Il veut bien admettre que c’est assez folklorique de classer « enfant trouvé » un adulte de trente ans. Mais, tout de même, puisque le Préfet … On devrait trouver ! Et chacun se renvoie le dossier avec plein de post-it, arguant de ceci et cela, article tartempion du code machin, et la loi du … Jurisprudence de février soixante quinze… Et maintenant l’écueil majeur : Comment peut-il affirmer que l’intéressé est bien de nationalité française ? Ce n’est qu’une supposition, motivée par ce qui transparaît de l’observation du sujet. Sans preuve formelle, il vaudrait mieux considérer un statut de sans-papier. Et son origine ? Ah oui, il est amnésique, médicalement reconnu ?
Ses activités sont largement perturbées par le suivi de la démarche, répondre à ceci, fournir telle pièce, expliquer, justifier; ça lui prend un temps fou.
S’il ne s’y était pas engagé devant Lucas, et pour lui s’engager ce ne sont pas que des paroles, il botterait en touche et laisserait pisser le mérinos, condamnant l’intéressé à demeurer interné, se consolant en se disant : j’ai tout essayé. Et il poursuit ses relances, obstiné, têtu. Non, mais, on ne va se laisser manger la laine sur le dos par des ronds-de-cuir . Il va pourtant la mettre en veilleuse pour quinze jours : les cours à la fac de Marseille, suivis d’un colloque important à Paris. Des contacts au plus haut niveau et sans doute une chaire offerte qu’il ne pourra refuser. Si rien n’a avancé, il sera nécessaire de remonter au Préfet.Les feuilles de platane tourbillonnent dans les allées sous un mistral aigre et froid. Elles s’accumulent en congères ocrées, collées aux murs abrités des pavillons. Les agents d’entretien s’échinent à les ramasser, sans conviction, dans une heure elles seront là de nouveau. Les nues effilochées persillent un ciel d’un bleu insolent. Pas grand monde dehors, juste quelques silhouettes pressées. L’horizon, au-delà des vignobles teintés de carmin, c’est la chaîne des Maures. Les sommets se détachent, clairs et nets. On dirait que Notre-Dame des Anges est à portée de main. L’automne a fait son œuvre. Edmond Dussarte se détourne de la croisée, le moral en berne.
Rien n’a avancé. Pourtant il s’est démené. Même une entrevue avec le chef de cabinet du Préfet n’a rien pu faire, à part lui donner la raison. Un agent de l’état-civil a jugé anormale la démarche en cours et alerté le Renseignement Intérieur. En retour, le Préfet s’est pris un soufflon et depuis tout est bloqué.
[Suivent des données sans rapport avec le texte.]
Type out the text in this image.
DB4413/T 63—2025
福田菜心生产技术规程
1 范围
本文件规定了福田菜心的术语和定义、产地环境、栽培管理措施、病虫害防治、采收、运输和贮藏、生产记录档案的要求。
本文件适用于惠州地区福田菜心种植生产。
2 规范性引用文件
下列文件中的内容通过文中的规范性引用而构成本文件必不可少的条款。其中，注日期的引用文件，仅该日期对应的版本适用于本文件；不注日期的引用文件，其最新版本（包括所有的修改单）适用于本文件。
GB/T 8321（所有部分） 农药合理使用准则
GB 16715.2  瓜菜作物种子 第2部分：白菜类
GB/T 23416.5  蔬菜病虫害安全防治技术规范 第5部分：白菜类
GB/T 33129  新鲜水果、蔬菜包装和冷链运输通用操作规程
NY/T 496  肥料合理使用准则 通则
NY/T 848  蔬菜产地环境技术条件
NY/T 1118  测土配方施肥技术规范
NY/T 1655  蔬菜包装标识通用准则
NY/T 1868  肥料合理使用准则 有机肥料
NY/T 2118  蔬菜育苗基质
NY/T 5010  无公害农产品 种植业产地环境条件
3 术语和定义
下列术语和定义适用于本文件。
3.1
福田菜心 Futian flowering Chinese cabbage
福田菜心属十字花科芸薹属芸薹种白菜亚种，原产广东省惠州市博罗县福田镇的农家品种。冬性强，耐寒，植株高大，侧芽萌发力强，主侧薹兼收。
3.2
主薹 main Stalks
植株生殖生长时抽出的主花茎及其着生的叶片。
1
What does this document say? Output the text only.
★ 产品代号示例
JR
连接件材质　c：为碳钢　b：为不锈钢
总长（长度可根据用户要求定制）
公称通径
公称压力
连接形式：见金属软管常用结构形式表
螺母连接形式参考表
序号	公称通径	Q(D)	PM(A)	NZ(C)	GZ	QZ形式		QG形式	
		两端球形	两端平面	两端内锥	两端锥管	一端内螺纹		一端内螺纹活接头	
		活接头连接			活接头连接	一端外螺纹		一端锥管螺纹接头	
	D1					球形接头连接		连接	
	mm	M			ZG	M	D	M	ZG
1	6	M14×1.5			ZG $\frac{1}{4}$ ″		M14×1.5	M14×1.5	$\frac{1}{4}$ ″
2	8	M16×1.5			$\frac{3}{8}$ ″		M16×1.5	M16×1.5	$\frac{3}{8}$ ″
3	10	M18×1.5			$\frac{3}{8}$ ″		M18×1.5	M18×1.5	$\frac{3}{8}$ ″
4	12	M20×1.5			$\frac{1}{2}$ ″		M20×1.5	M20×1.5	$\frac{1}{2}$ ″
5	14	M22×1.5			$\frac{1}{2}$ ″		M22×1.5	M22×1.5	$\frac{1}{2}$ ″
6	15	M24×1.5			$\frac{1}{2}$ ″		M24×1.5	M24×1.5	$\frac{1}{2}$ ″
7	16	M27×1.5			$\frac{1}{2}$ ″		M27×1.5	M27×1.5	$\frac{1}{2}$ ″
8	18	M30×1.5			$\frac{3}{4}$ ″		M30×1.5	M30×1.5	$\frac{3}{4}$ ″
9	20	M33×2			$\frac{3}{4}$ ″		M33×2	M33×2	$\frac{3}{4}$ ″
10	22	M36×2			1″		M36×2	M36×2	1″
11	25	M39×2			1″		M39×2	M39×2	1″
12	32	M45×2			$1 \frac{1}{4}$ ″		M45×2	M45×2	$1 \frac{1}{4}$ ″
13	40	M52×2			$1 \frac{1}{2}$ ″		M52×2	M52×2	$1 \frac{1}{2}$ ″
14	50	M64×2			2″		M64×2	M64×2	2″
La mort dans l’âme, il va être obligé de jeter l’éponge. Enfin pas tout à fait, mais passer le bébé à son successeur, qu’il ne connaît pas encore. Sans trop d’illusions. Il n’a pas pu refuser le poste qu’on lui a offert avec une insistance telle que sa carrière aurait souffert d’un refus. D’ailleurs, professionnellement, une occasion pareille ne se représentera pas de sitôt : Exercer et enseigner au temple de la psychiatrie et des neurosciences, travailler avec le gotha de la spécialité. Il quittera le Centre Henri Guérin à la fin de l’année pour l’hôpital Sainte-Anne, à Paris. On s’occupe de lui trouver un logement à proximité.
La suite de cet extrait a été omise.